The faire would start officially every morning with a canon going off, and I would spend my days exploring the faire until I knew every secret passage between the booths. I learned to dance from the Rat Lady who danced with full skirts adorned with hanging dead rats. I made friends with the actors and was always at the shows of my favorite performers.

The gypsies taught me to gamble using shining stones and foreign coins (and never did steal me away like they promised). .


People Watching

When I first started working at my crappy retail job, I kept a notebook and wrote down interesting or strange things I would see on the way to work. As I fell into a more regular pattern (and always walked the same way to work) I stopped writing them down - which of course makes it harder for me to remember them.

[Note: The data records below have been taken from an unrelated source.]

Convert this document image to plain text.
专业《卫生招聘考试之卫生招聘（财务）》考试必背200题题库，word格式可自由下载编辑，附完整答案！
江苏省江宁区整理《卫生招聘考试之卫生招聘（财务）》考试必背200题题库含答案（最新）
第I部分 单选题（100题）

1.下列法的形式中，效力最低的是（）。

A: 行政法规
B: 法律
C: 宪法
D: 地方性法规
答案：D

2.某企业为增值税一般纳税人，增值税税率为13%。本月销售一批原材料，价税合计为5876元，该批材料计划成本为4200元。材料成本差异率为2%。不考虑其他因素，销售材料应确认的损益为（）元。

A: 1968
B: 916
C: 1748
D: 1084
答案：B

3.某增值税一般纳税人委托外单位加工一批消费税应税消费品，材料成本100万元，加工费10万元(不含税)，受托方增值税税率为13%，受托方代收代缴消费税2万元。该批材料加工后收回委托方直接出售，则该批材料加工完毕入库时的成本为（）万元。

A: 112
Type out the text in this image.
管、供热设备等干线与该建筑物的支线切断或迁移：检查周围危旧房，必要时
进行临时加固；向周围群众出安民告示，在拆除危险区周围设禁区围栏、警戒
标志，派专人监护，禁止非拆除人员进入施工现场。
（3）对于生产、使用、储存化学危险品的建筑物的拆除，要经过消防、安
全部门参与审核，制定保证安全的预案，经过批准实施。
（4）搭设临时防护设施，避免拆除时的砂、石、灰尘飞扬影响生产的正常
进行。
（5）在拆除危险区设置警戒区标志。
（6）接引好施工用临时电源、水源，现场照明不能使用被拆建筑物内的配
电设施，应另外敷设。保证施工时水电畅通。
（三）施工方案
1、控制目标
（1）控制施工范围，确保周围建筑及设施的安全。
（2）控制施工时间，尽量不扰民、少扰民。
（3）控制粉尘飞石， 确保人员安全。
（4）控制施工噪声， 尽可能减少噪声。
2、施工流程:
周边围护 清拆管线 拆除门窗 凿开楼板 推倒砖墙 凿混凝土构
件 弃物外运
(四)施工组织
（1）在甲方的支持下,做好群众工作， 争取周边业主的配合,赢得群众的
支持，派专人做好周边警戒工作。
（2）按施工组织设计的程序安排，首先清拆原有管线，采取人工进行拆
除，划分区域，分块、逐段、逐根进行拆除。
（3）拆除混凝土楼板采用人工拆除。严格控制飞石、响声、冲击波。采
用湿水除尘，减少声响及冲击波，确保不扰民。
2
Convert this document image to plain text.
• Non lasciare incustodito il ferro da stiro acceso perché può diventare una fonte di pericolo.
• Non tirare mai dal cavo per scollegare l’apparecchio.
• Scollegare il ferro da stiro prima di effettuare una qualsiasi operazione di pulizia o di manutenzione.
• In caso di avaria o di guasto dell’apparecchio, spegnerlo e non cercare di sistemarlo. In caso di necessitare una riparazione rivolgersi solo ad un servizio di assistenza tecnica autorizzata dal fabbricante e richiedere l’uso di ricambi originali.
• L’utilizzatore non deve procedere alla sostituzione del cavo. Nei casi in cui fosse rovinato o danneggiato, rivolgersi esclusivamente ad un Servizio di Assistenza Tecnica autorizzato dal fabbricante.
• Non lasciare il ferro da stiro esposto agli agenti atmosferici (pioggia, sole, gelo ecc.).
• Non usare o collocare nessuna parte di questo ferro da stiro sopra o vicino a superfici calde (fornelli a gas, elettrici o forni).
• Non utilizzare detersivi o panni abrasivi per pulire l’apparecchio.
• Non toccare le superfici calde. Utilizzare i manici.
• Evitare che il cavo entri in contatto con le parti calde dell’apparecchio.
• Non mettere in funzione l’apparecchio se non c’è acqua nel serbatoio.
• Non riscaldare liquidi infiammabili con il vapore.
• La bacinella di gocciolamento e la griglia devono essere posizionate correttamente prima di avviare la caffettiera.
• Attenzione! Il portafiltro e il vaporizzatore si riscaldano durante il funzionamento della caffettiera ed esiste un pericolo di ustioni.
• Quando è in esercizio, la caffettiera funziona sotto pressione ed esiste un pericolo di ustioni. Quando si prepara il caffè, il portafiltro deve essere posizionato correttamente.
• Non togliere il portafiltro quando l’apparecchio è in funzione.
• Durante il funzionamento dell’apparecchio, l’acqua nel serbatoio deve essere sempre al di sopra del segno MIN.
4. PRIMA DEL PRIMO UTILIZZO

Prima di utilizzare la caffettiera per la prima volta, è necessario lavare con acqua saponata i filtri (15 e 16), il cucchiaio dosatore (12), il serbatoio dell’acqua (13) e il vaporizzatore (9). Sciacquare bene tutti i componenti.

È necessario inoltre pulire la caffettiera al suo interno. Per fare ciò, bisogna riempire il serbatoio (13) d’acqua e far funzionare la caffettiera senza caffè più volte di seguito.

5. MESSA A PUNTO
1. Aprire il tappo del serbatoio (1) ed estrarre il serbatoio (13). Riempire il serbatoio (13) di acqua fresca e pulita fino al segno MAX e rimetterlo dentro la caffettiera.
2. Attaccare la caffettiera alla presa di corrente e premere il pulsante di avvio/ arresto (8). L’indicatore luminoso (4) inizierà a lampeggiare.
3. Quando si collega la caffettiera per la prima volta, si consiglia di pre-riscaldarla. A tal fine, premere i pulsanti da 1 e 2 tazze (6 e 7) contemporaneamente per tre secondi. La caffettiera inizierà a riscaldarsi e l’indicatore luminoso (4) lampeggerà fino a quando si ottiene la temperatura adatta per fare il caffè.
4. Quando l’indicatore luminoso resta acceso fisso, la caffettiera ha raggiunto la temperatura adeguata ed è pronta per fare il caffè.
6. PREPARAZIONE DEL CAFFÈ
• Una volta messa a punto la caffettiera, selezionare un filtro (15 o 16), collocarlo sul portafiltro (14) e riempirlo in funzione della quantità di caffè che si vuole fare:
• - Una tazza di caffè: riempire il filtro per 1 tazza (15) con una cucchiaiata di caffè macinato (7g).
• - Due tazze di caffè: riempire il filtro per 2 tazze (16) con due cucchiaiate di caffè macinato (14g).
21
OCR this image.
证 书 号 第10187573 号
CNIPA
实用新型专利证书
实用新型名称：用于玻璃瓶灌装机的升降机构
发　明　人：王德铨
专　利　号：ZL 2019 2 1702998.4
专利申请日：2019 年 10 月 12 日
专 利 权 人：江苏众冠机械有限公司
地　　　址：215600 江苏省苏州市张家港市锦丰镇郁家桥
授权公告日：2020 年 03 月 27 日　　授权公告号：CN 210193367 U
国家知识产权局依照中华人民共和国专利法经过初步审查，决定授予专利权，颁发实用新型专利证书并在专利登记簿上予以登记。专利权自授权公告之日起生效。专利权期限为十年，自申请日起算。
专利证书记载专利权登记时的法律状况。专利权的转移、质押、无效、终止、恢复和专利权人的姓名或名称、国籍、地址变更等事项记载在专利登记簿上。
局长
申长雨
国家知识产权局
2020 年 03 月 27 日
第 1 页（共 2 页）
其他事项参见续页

I dug the notebook out of my pile-of-books today while I was cleaning, and am going to start bringing it to work with me every day again. Hopefully it will motivate me to keep being aware of the things and people around me, rather than just shutting down and walking with my head in a book or playing on my phone on my walks to and from work.

Here are some of the things that I wrote down from October.

  • Old man on 6th near Antioch University in full graduate gown & hood standing in the middle of the road talking to himself
  • Hiking backpack slung high over an awning (as though to keep from bears). Gone by lunch time.
  • Man on fifth near empty building. Always there at the same time. Yells at the parking garage across the street - could set my clock by him.
  • Walking towards Pike Market past Macys - someone has made little identical piles of food all along the sidewalk. Looks like fruit and crackers. For the pigeons?
  • Young man with light brown hair on the island at Wall & Denny asleep in blue sleeping bag under a no parking sign.